Off they would go, then, earning and spending money, buying food, buying shelter. And fine entertainments. Even the Purdys, whom the marmots knew still had to gather some of their food for themselves, had enough money for a radio, for a television, for heat in the wintertime and, for Ma Purdy, trips to visit her mother, some eighty miles distant. 

What was important is this: The head marmot had seen inside other houses. Far richer houses built on plots not much bigger than what the Purdys farmed.

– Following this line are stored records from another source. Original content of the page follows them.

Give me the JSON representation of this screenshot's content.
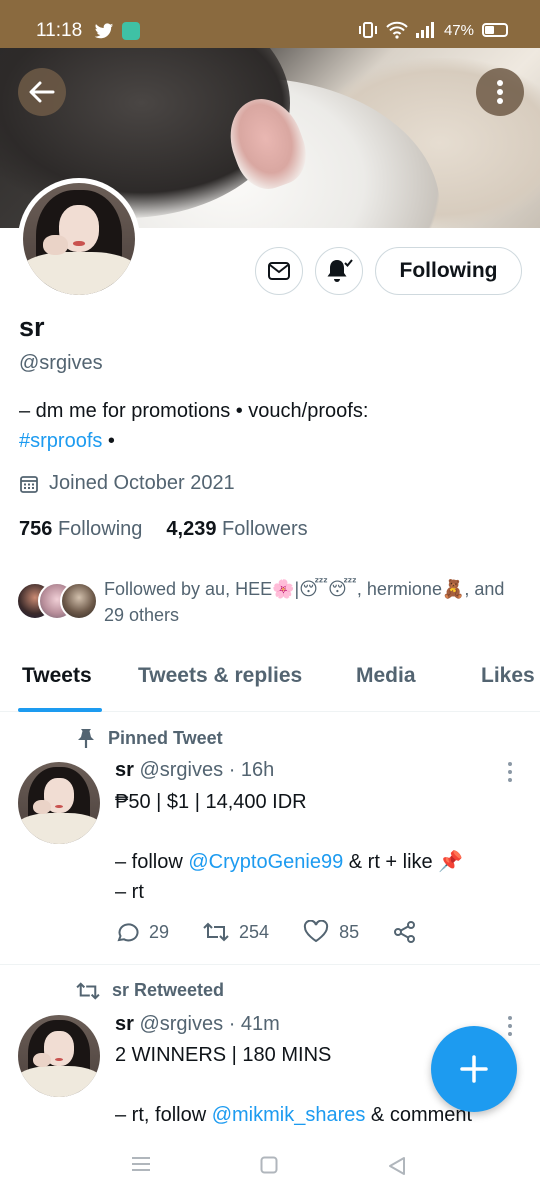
{
  "status_bar": {
    "time": "11:18",
    "battery": "47%"
  },
  "profile": {
    "name": "sr",
    "handle": "@srgives",
    "bio_text": "– dm me for promotions • vouch/proofs:",
    "bio_link": "#srproofs",
    "bio_suffix": " •",
    "joined": "Joined October 2021",
    "following_count": "756",
    "following_label": "Following",
    "followers_count": "4,239",
    "followers_label": "Followers",
    "followed_by": "Followed by au, HEE🌸|😴😴, hermione🧸, and 29 others",
    "follow_button": "Following"
  },
  "tabs": [
    {
      "label": "Tweets",
      "active": true
    },
    {
      "label": "Tweets & replies",
      "active": false
    },
    {
      "label": "Media",
      "active": false
    },
    {
      "label": "Likes",
      "active": false
    }
  ],
  "pinned_tweet": {
    "pinned_label": "Pinned Tweet",
    "name": "sr",
    "handle": "@srgives",
    "time": "· 16h",
    "line1": "₱50 | $1 | 14,400 IDR",
    "line2_prefix": "– follow ",
    "line2_mention": "@CryptoGenie99",
    "line2_suffix": " & rt + like 📌",
    "line3": "– rt",
    "replies": "29",
    "retweets": "254",
    "likes": "85"
  },
  "retweet": {
    "retweet_label": "sr Retweeted",
    "name": "sr",
    "handle": "@srgives",
    "time": "· 41m",
    "line1": "2 WINNERS | 180 MINS",
    "line2_prefix": "– rt, follow ",
    "line2_mention": "@mikmik_shares",
    "line2_suffix": " & comment"
  },
  "colors": {
    "accent": "#1d9bf0",
    "status_bar": "#8a6a3f",
    "secondary_text": "#536471"
  }
}
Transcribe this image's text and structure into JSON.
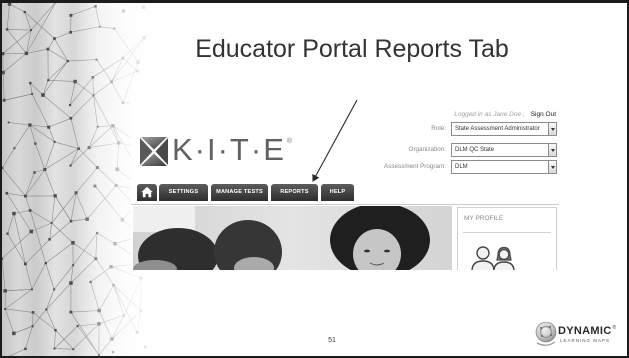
{
  "slide": {
    "title": "Educator Portal Reports Tab",
    "page_number": "51"
  },
  "portal": {
    "logo_icon": "kite-logo-icon",
    "logo_text": "K·I·T·E",
    "logo_mark": "®",
    "user_status": "Logged in as Jane Doe ,",
    "sign_out": "Sign Out",
    "filters": [
      {
        "label": "Role:",
        "value": "State Assessment Administrator"
      },
      {
        "label": "Organization:",
        "value": "DLM QC State"
      },
      {
        "label": "Assessment Program:",
        "value": "DLM"
      }
    ],
    "nav": {
      "home_icon": "home-icon",
      "tabs": [
        "SETTINGS",
        "MANAGE TESTS",
        "REPORTS",
        "HELP"
      ]
    },
    "profile": {
      "title": "MY PROFILE",
      "icon": "people-icon"
    }
  },
  "brand": {
    "icon": "dynamic-learning-maps-logo-icon",
    "name": "DYNAMIC",
    "mark": "®",
    "tagline": "LEARNING MAPS"
  },
  "colors": {
    "title": "#333333",
    "nav_tab": "#3a3a3a",
    "frame": "#1b1b1b"
  }
}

Where the Purdy money went, the marmot knew not, but he reasoned with someone more intelligent in charge of the farm, the money would come and not be frittered away.

But the problem stopped them. 

The problem was that humans asked too many questions. 

If, perchance, the human found sixty bushels of seed corn, bagged and ready for market, at the depot or behind the seed store, with a polite note attached to it reading “Pray, sir, put the money for this seed corn in an envelope and put the envelope in the hollow of the beech tree overhanging Purdy Lane near the crossroads; we are sorry we cannot collect ourselves, but we are shy folk,” they treated it as a grand joke, moved the seed inside the warehouses to sell and never left the money in the envelope as promised. And when another note, sent with a dearly-produced stamp, invited the humans to come to an old barn over the hill from the Purdy Farm to collect another sixty bushels of seed corn and to leave the money in an envelope on the stool in the barn’s northwest corner; we are sorry we cannot be there but we are shy but we are nearby with shotguns,” they came with shotguns of their own and after scouting about and seeing nothing more than a chipping family of marmots screaming angrily at the intrusion, shot at the marmots, took the seed corn and again left without making the payment, as instructed.

Who is dumb enough to leave seed corn in such a manner, and expect payment to be left where the rats can eat it, they asked. But not too loudly, mind you, in case the ears attached to the shy family with shotguns were nearby. 

And others asked, Who are the thieves, then, who steal our stored stocks and try to sell it in such a manner? If they were honest folk, shy or not, we would know of them and know that they had indeed planted and harvested what they sell, rather than, as we suspect, steal it from us. 

So the owners of the seed store and the mercantile grew richer and the local farmers more suspicious and the marmots came no nearer to solving the problem.
But they were smart. A solution would come.